Walking on an Early Autumn Evening

“So it turns out I’m actually sick.”
“Black death?”
“Nah, the doctor said it’s strep, which explains why I’ve been so tired. I have to take a bunch of medication.”
“Ugh. Sorry to hear that. Did you have to make any calls?”
“Any calls?”
“Yeah, to previous make-out partners. Let them know what you’ve done to them.”
“I haven’t been doing much making-out lately so I don’t have to worry about that.”
“Sorry to hear that, too.”
“That’d be lame anyways, it’s just strep.”
“What do you mean? If you’re going to phone someone to let them know you’ve potentially transmitted something to them you’d prefer it to be for something worthwhile?”
“Yeah. Gonorrhea, maybe.”
“Definitely gonorrhea. The clap.”
“You could just send the ‘??’ emoji. That would be more time efficient and Millenials would appreciate it. Don’t think there’s a genital wart emoji, though.”
“What about the erupting volcano?”
“Gross, but accurate––I can only assume.”
“Sure, bud.”

Celebration of Life

I fell down the hole. It hap­pens. You go in with the inten­tion of send­ing a quick Facebook message, then forty-five min­utes later you’re still on the inter­net and you’ve ordered all eleven seasons of M*A*S*H on VHS from Ama­zon and you don’t even have a VCR. This time I was catch­ing up on the news when I read about Harper’s Fair Elec­tions Act. That nat­u­rally lead me to Googling assisted sui­cide and funeral chapels––you want to have all of your bases covered.

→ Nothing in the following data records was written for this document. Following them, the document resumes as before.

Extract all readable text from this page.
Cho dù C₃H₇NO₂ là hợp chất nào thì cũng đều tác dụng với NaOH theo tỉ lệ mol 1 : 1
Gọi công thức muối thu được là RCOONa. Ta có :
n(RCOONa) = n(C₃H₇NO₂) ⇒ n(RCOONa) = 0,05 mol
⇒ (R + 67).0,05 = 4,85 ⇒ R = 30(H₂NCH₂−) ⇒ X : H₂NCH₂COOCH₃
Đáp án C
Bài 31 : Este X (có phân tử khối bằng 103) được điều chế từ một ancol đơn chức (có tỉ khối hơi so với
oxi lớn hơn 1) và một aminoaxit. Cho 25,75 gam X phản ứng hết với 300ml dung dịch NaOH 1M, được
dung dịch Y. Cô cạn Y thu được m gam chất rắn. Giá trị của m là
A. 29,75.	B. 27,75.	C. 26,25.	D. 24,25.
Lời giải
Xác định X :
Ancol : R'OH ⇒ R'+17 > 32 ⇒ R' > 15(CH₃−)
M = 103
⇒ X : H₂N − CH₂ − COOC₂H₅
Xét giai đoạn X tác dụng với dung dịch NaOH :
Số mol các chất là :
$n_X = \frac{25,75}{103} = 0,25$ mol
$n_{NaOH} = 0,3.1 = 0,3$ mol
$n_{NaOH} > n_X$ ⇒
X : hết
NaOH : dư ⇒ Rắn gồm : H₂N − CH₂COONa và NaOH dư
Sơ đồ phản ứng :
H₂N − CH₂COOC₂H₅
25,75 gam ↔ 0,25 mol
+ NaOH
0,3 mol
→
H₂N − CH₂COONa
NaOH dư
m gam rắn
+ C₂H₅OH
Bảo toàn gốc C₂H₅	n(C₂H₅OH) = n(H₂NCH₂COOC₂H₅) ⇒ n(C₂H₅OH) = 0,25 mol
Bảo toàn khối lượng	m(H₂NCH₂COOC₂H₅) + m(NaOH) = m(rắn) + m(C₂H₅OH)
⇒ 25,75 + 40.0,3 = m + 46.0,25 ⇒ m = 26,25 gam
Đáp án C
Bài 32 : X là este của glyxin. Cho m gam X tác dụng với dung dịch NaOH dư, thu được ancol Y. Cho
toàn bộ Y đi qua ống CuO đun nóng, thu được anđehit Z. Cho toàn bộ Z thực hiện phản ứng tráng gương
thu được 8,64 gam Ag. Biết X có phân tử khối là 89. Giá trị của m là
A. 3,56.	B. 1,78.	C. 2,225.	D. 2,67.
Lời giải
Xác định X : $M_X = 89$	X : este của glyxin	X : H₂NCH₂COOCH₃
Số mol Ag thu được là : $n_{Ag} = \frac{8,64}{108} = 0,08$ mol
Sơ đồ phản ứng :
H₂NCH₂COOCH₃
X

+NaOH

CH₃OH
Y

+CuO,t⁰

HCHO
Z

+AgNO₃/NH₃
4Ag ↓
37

Even­tu­ally I found my way to the web­site of a funeral chapel in Prince George, BC. It was under the umbrella of Dig­nity Memo­r­ial, who, with over 2,000 loca­tions, dole out fran­chises like McDonalds but with live­lier atmos­pheres. The name of this par­tic­u­lar fran­chise was Assman’s Funeral Chapel, because you can’t spell Dig­nity with­out A-S-S.

Imma­ture delight aside, I’m all for the name. If when I die my fam­ily decides to have a memo­r­ial service instead of tak­ing my ashes to Dis­ney­land and throw­ing them into the air on the final descent of Splash Moun­tain like my will dic­tates, then take my body up north. The only per­son I want embalm­ing me is Assman.

Saturday (Windfall)

The wind had pushed it over like a drunk on a bicycle––timbre. I wish I could have heard it. The guttural rumble of roots falling up through the dirt, the snap of branches punctuating the wind’s howling stream of consciousness rant against no one in particular. My dad once told me a tree fell on his childhood dog Rex. It had sat and watched as my grandpa sawed away at the base of a teetering birch and continued to sit and watch as my grandpa shouted and frantically waved his arms until a swift darkness landed between its flopping deaf ears.

This tree landed in the box of an old Ford pickup and across the roof of a Telus service van, spanning the road and giving me something to limbo under. It was pretty clear to me that this was Momma Nature’s retribution for my Telus Internet bill being seventy-goddamn-dollars this month. I put two fingers to the bark. No pulse.